I'm trying to run a twint search to retrieve a list of tweets, on which I perform sentiment analysis on. I've created a for loop that iterates through a pandas dataframe of dates and runs the twint search with given date parameters.
Here's my code:
import twint
import pandas
from textblob import TextBlob
# Functions
def twint_to_pandas(columns): #Creds to Favio Vazques
return twint.output.panda.Tweets_df[columns]

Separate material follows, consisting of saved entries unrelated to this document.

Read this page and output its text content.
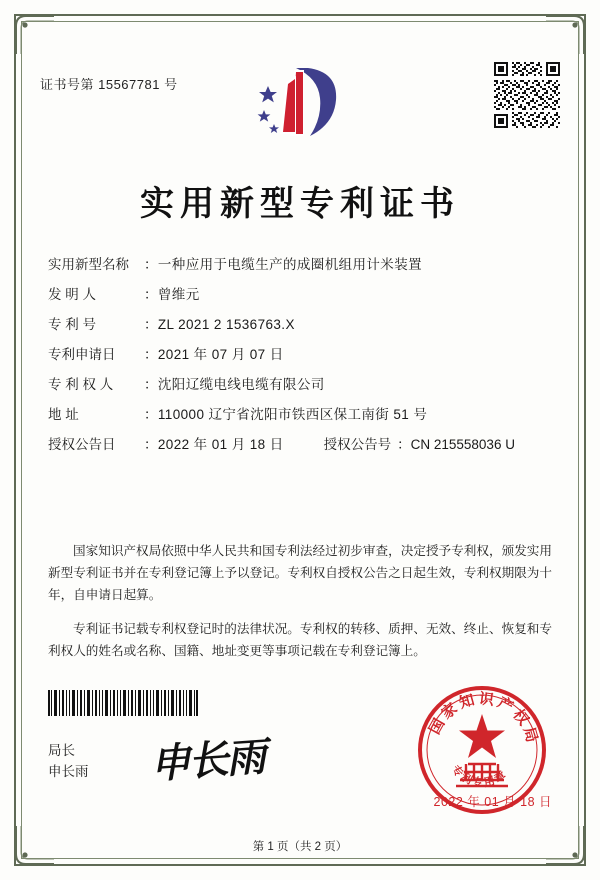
证书号第 15567781 号
实用新型专利证书
实用新型名称	：一种应用于电缆生产的成圈机组用计米装置
发 明 人	：曾维元
专 利 号	：ZL 2021 2 1536763.X
专利申请日	：2021 年 07 月 07 日
专 利 权 人	：沈阳辽缆电线电缆有限公司
地 址	：110000 辽宁省沈阳市铁西区保工南街 51 号
授权公告日	：2022 年 01 月 18 日	授权公告号 ：CN 215558036 U

国家知识产权局依照中华人民共和国专利法经过初步审查，决定授予专利权，颁发实用新型专利证书并在专利登记簿上予以登记。专利权自授权公告之日起生效，专利权期限为十年，自申请日起算。

专利证书记载专利权登记时的法律状况。专利权的转移、质押、无效、终止、恢复和专利权人的姓名或名称、国籍、地址变更等事项记载在专利登记簿上。

局长
申长雨 申长雨
国家知识产权局
专利专用章
2022 年 01 月 18 日
第 1 页（共 2 页）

def getTweets(st, startDate, endDate): #runs a twint search and returns a pandas df
c = twint.Config()
c.Search= str(st)
c.Limit = 20
c.Lang = "en"
c.Since = startDate
c.Until = endDate
#c.Verified = True
c.Hide_output = True
c.Pandas = True
twint.run.Search(c)
df = twint_to_pandas(["date", "username", "tweet"])
return df
def getSentiScore(string):
t = TextBlob(str(string)) #create a textblob class instance
score = t.sentiment.polarity # get sentiment
return score #pass it to next function
def getAverageScore(st, startDate, endDate):
df = getTweets(st, startDate, endDate) #establish a variable for the fetched tweets
results = [getSentiScore(str(x)) for x in df['tweet']] #list comprehension
resultsDf = pandas.DataFrame(results, columns=['sentiScore']).dropna() #create dataframe for it
mean = resultsDf['sentiScore'].mean() #get a mean sentiment score
#median = resultsDf['sentiScore'].median()
#mode = resultsDf['sentiScore'].mode()
print("Mean" + str(mean)) # print the mean
#print("Median" + str(median))
#print("Mode" + str(mode))
def weeklyScoreToCSV(st, startDate, days):
datetime = pandas.date_range(start=(str(startDate)), freq='D', periods=days, closed='left')
datetimeDf = datetime.to_frame(index=False, name='date')
datesDf = [i for i in (datetimeDf['date'])]
dateLength = int(len(datesDf)-1)
for i in range(0, dateLength):
sentiScore = getAverageScore(st, str(datesDf[i]), str(datesDf[i+1]))
#print(str(datesDf[i]) + str(datesDf[i+1]))
# Execution
#getAverageScore("Obama")
weeklyScoreToCSV("a", '01/01/2019', 10)
In the weeklyScoreToCSV function, whenever I input the date parameters for the getAverageScore function call manually, the function works perfectly. However when I attempt to use the given code,
I am given the following error
KeyError: "None of [Index(['date', 'username', 'tweet'], dtype='object')] are in the [columns]"
I cannot figure out where I'm going wrong.